To learn more about WINGS, log on to
For an online United Way pledge form, go to

Discovered at a United Way Agency: Two New Hires

Tarsha Williams, left, and Danielle Adams honed their work habits at Civic Works. Now, they're part of Hopkins' security force.
Earlier this fall, several Hopkins leaders and their staffs paid calls on a number of United Way agencies to better understand how donations are put to use. Joe Coppola, Hopkins Medicine's vice president of Corporate Security, visited Civic Works, Baltimore's youth service corps. But he left with a lot more than just a notion of where the money goes: He came away, ultimately, with two new hires.

Civic Works, Baltimore's affiliate of Americorps, the youth services initiative launched in 1993 by President Clinton, was designed to put inner-city, young adults to work rebuilding their neighborhoods. Corps members typically are high-school dropouts who've had scrapes with the law. They study carpentry, construction, landscaping and more. Then, they fan out into more than 20 communities in Baltimore City and County, rehabilitating houses, transforming vacant lots into community parks and gardens, renovating playgrounds, planting trees and constructing recreation trails. Some tutor and mentor elementary school children. Corps members receive job training, a minimum wage, and when they complete the program, money for college or vocational school.

Coppola's field visit to Civic Works was an eye-opening, before-and-after experience.
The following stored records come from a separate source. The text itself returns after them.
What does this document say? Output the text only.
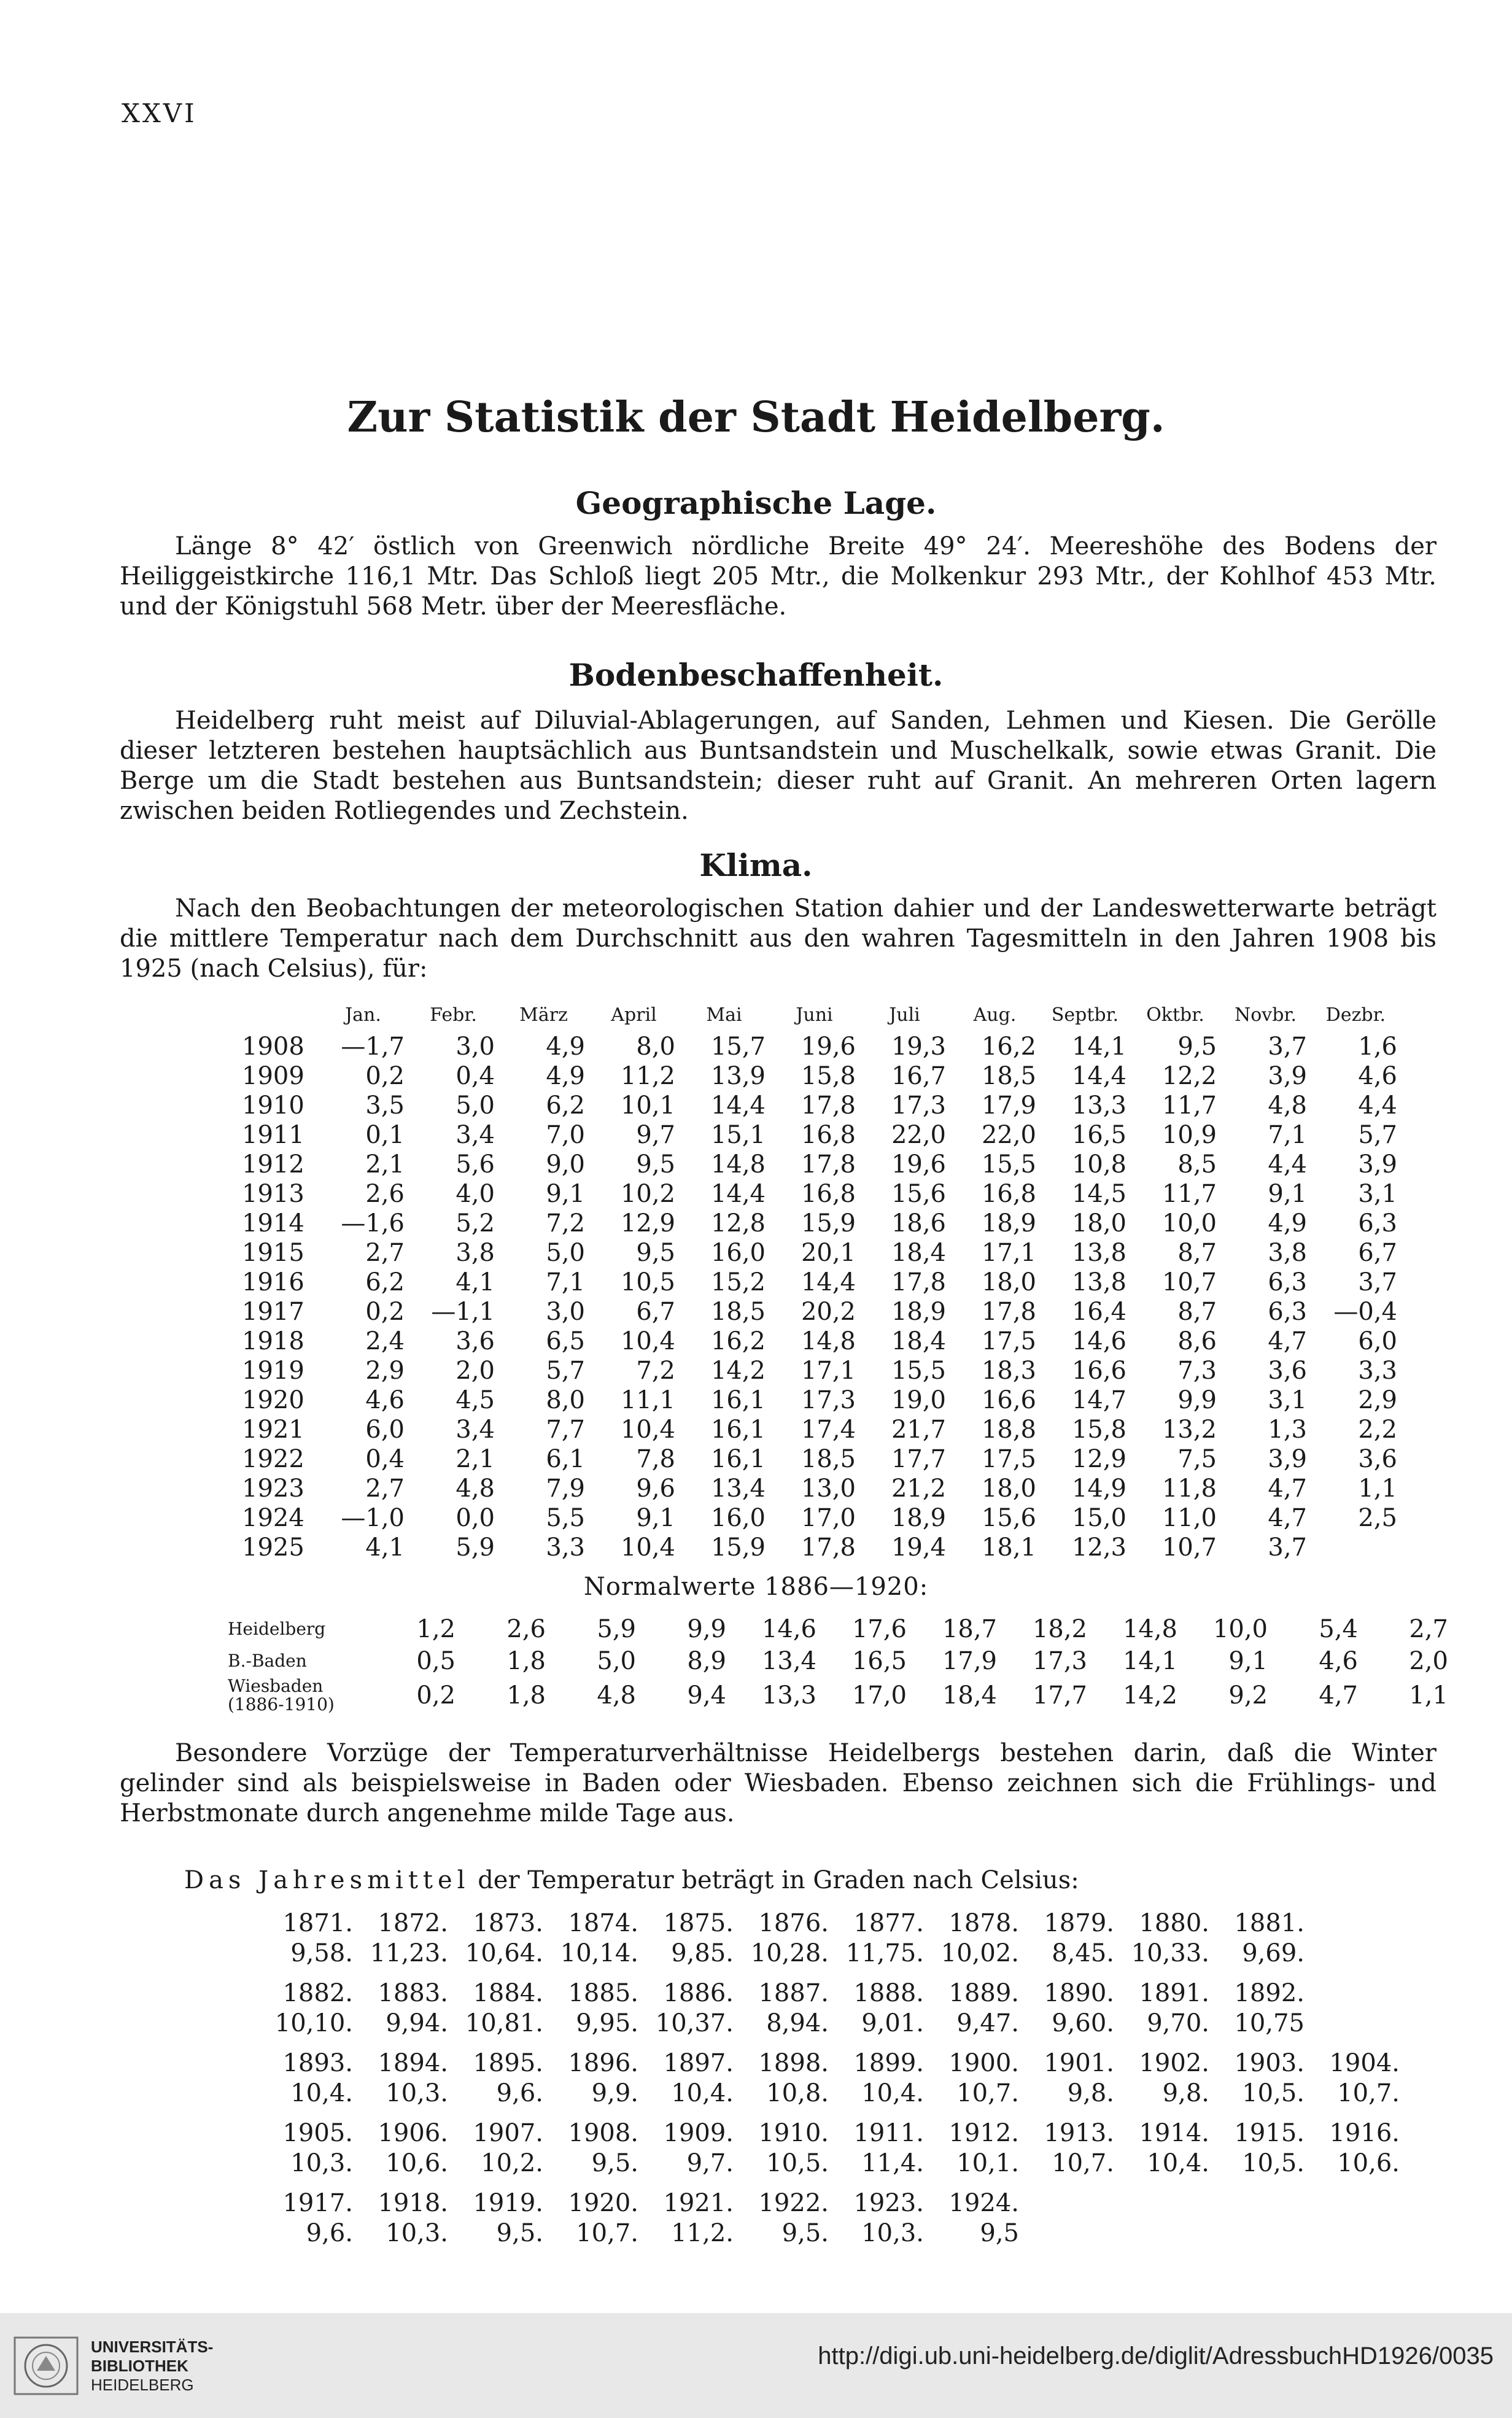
XXVI
Zur Statistik der Stadt Heidelberg.
Geographische Lage.

Länge 8° 42′ östlich von Greenwich nördliche Breite 49° 24′. Meereshöhe des Bodens der Heiliggeistkirche 116,1 Mtr. Das Schloß liegt 205 Mtr., die Molkenkur 293 Mtr., der Kohlhof 453 Mtr. und der Königstuhl 568 Metr. über der Meeresfläche.

Bodenbeschaffenheit.

Heidelberg ruht meist auf Diluvial-Ablagerungen, auf Sanden, Lehmen und Kiesen. Die Gerölle dieser letzteren bestehen hauptsächlich aus Buntsandstein und Muschelkalk, sowie etwas Granit. Die Berge um die Stadt bestehen aus Buntsandstein; dieser ruht auf Granit. An mehreren Orten lagern zwischen beiden Rotliegendes und Zechstein.

Klima.

Nach den Beobachtungen der meteorologischen Station dahier und der Landeswetterwarte beträgt die mittlere Temperatur nach dem Durchschnitt aus den wahren Tagesmitteln in den Jahren 1908 bis 1925 (nach Celsius), für:

	Jan.	Febr.	März	April	Mai	Juni	Juli	Aug.	Septbr.	Oktbr.	Novbr.	Dezbr.
1908	—1,7	3,0	4,9	8,0	15,7	19,6	19,3	16,2	14,1	9,5	3,7	1,6
1909	0,2	0,4	4,9	11,2	13,9	15,8	16,7	18,5	14,4	12,2	3,9	4,6
1910	3,5	5,0	6,2	10,1	14,4	17,8	17,3	17,9	13,3	11,7	4,8	4,4
1911	0,1	3,4	7,0	9,7	15,1	16,8	22,0	22,0	16,5	10,9	7,1	5,7
1912	2,1	5,6	9,0	9,5	14,8	17,8	19,6	15,5	10,8	8,5	4,4	3,9
1913	2,6	4,0	9,1	10,2	14,4	16,8	15,6	16,8	14,5	11,7	9,1	3,1
1914	—1,6	5,2	7,2	12,9	12,8	15,9	18,6	18,9	18,0	10,0	4,9	6,3
1915	2,7	3,8	5,0	9,5	16,0	20,1	18,4	17,1	13,8	8,7	3,8	6,7
1916	6,2	4,1	7,1	10,5	15,2	14,4	17,8	18,0	13,8	10,7	6,3	3,7
1917	0,2	—1,1	3,0	6,7	18,5	20,2	18,9	17,8	16,4	8,7	6,3	—0,4
1918	2,4	3,6	6,5	10,4	16,2	14,8	18,4	17,5	14,6	8,6	4,7	6,0
1919	2,9	2,0	5,7	7,2	14,2	17,1	15,5	18,3	16,6	7,3	3,6	3,3
1920	4,6	4,5	8,0	11,1	16,1	17,3	19,0	16,6	14,7	9,9	3,1	2,9
1921	6,0	3,4	7,7	10,4	16,1	17,4	21,7	18,8	15,8	13,2	1,3	2,2
1922	0,4	2,1	6,1	7,8	16,1	18,5	17,7	17,5	12,9	7,5	3,9	3,6
1923	2,7	4,8	7,9	9,6	13,4	13,0	21,2	18,0	14,9	11,8	4,7	1,1
1924	—1,0	0,0	5,5	9,1	16,0	17,0	18,9	15,6	15,0	11,0	4,7	2,5
1925	4,1	5,9	3,3	10,4	15,9	17,8	19,4	18,1	12,3	10,7	3,7	
Normalwerte 1886—1920:
Heidelberg	1,2	2,6	5,9	9,9	14,6	17,6	18,7	18,2	14,8	10,0	5,4	2,7

B.-Baden	0,5	1,8	5,0	8,9	13,4	16,5	17,9	17,3	14,1	9,1	4,6	2,0

Wiesbaden
(1886-1910)	0,2	1,8	4,8	9,4	13,3	17,0	18,4	17,7	14,2	9,2	4,7	1,1

Besondere Vorzüge der Temperaturverhältnisse Heidelbergs bestehen darin, daß die Winter gelinder sind als beispielsweise in Baden oder Wiesbaden. Ebenso zeichnen sich die Frühlings- und Herbstmonate durch angenehme milde Tage aus.

Das Jahresmittel der Temperatur beträgt in Graden nach Celsius:
1871.	1872.	1873.	1874.	1875.	1876.	1877.	1878.	1879.	1880.	1881.	
9,58.	11,23.	10,64.	10,14.	9,85.	10,28.	11,75.	10,02.	8,45.	10,33.	9,69.	

1882.	1883.	1884.	1885.	1886.	1887.	1888.	1889.	1890.	1891.	1892.	
10,10.	9,94.	10,81.	9,95.	10,37.	8,94.	9,01.	9,47.	9,60.	9,70.	10,75	

1893.	1894.	1895.	1896.	1897.	1898.	1899.	1900.	1901.	1902.	1903.	1904.
10,4.	10,3.	9,6.	9,9.	10,4.	10,8.	10,4.	10,7.	9,8.	9,8.	10,5.	10,7.

1905.	1906.	1907.	1908.	1909.	1910.	1911.	1912.	1913.	1914.	1915.	1916.
10,3.	10,6.	10,2.	9,5.	9,7.	10,5.	11,4.	10,1.	10,7.	10,4.	10,5.	10,6.

1917.	1918.	1919.	1920.	1921.	1922.	1923.	1924.				
9,6.	10,3.	9,5.	10,7.	11,2.	9,5.	10,3.	9,5				
UNIVERSITÄTS-
BIBLIOTHEK
HEIDELBERG
http://digi.ub.uni-heidelberg.de/diglit/AdressbuchHD1926/0035
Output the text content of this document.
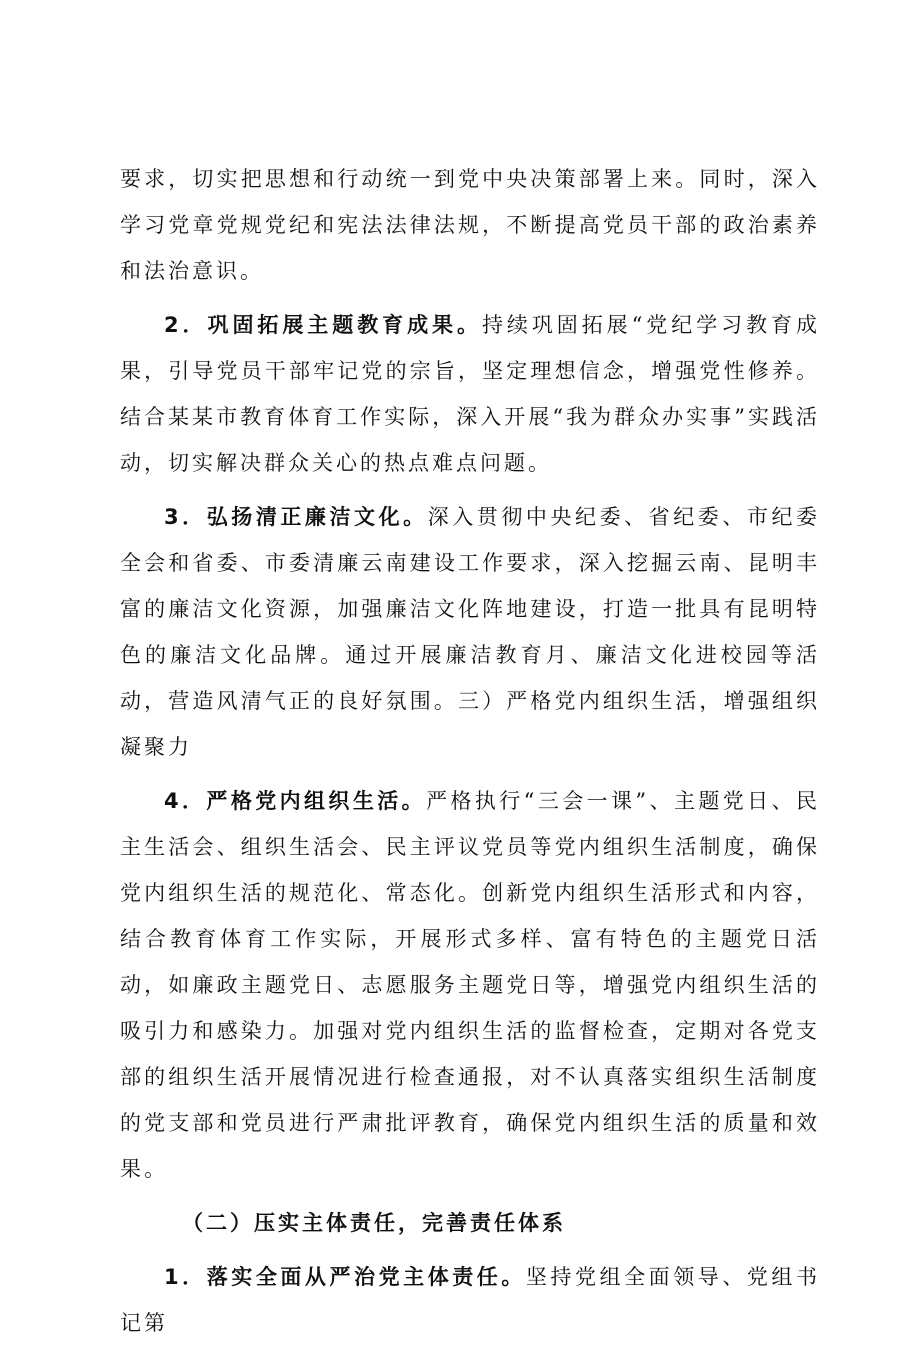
要求，切实把思想和行动统一到党中央决策部署上来。同时，深入学习党章党规党纪和宪法法律法规，不断提高党员干部的政治素养和法治意识。

2．巩固拓展主题教育成果。持续巩固拓展“党纪学习教育成果，引导党员干部牢记党的宗旨，坚定理想信念，增强党性修养。结合某某市教育体育工作实际，深入开展“我为群众办实事”实践活动，切实解决群众关心的热点难点问题。

3．弘扬清正廉洁文化。深入贯彻中央纪委、省纪委、市纪委全会和省委、市委清廉云南建设工作要求，深入挖掘云南、昆明丰富的廉洁文化资源，加强廉洁文化阵地建设，打造一批具有昆明特色的廉洁文化品牌。通过开展廉洁教育月、廉洁文化进校园等活动，营造风清气正的良好氛围。三）严格党内组织生活，增强组织凝聚力

4．严格党内组织生活。严格执行“三会一课”、主题党日、民主生活会、组织生活会、民主评议党员等党内组织生活制度，确保党内组织生活的规范化、常态化。创新党内组织生活形式和内容，结合教育体育工作实际，开展形式多样、富有特色的主题党日活动，如廉政主题党日、志愿服务主题党日等，增强党内组织生活的吸引力和感染力。加强对党内组织生活的监督检查，定期对各党支部的组织生活开展情况进行检查通报，对不认真落实组织生活制度的党支部和党员进行严肃批评教育，确保党内组织生活的质量和效果。

（二）压实主体责任，完善责任体系

1．落实全面从严治党主体责任。坚持党组全面领导、党组书记第
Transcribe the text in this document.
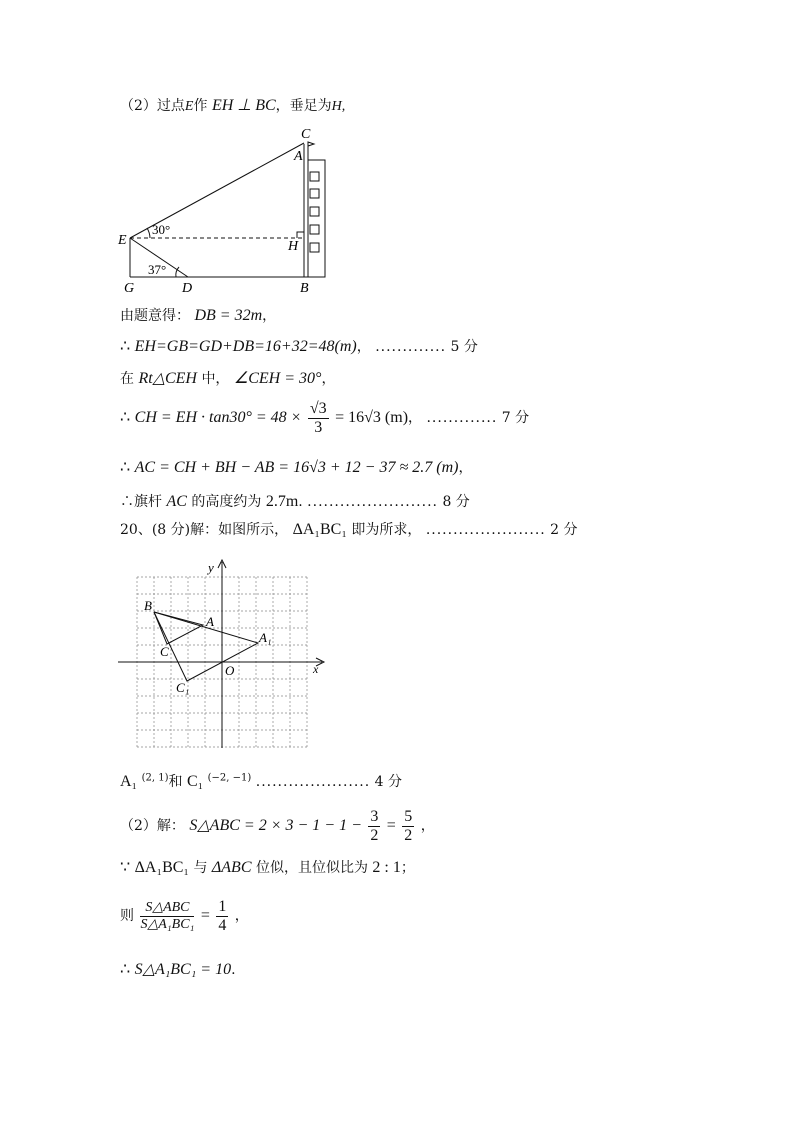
（2）过点E作 EH ⊥ BC，垂足为H,
C
A
E	H
G	D	B
30°
37°
由题意得： DB = 32m，
∴ EH=GB=GD+DB=16+32=48(m)， ............. 5 分
在 Rt△CEH 中， ∠CEH = 30°，
∴ CH = EH · $\tan 30^\circ = 48 \times \frac{√3}{3} = 16√3$ (m)， ............. 7 分
∴ AC = CH + BH − AB = 16√3 + 12 − 37 ≈ 2.7 (m)，
∴旗杆 AC 的高度约为 2.7m. ........................ 8 分
20、(8 分)解：如图所示， ΔA₁BC₁ 即为所求， ...................... 2 分
y
x
B
A
A₁
C
O
C₁
A₁ $^{(2, 1)}$和 C₁ $^{(-2, -1)}$ ..................... 4 分
（2）解： S△ABC = $2 \times 3 - 1 - 1 - \frac{3}{2} = \frac{5}{2}$ ，
∵ ΔA₁BC₁ 与 ΔABC 位似，且位似比为 2 : 1；
则 $\frac{\text{S△ABC}}{\text{S△A₁BC₁}} = \frac{1}{4}$ ，
∴ S△A₁BC₁ = 10.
He saw two city lots: one vacant and desolate; the other, recently transfigured by corps members, leafy green. Later, when Corps members told what Civic Works meant to them, Coppola was even more impressed."They were hard-working and customer-friendly. One had a 95 percent attendance rate, and that speaks volumes in our business." Finding new employees for his security force was the last thing on his mind that day, but the corps members were in the job market, and, says Coppola, "they won us over."

Today, Danielle Adams and Tarsha Williams proudly wear the uniform of Hopkins' security force. So far, they've trained in various areas around the Hospital. Adams once had problems dealing with authority figures-"I didn't want anyone telling me what to do!"-but now, as a result of her Civic Works experience, she knows she can rely on her supervisors. "They're on my side," she says.

Coppola believes that Civic Works is one United Way agency that will be a source for workers. "The nicest thing of all," he says, "is that we'll be working with our community."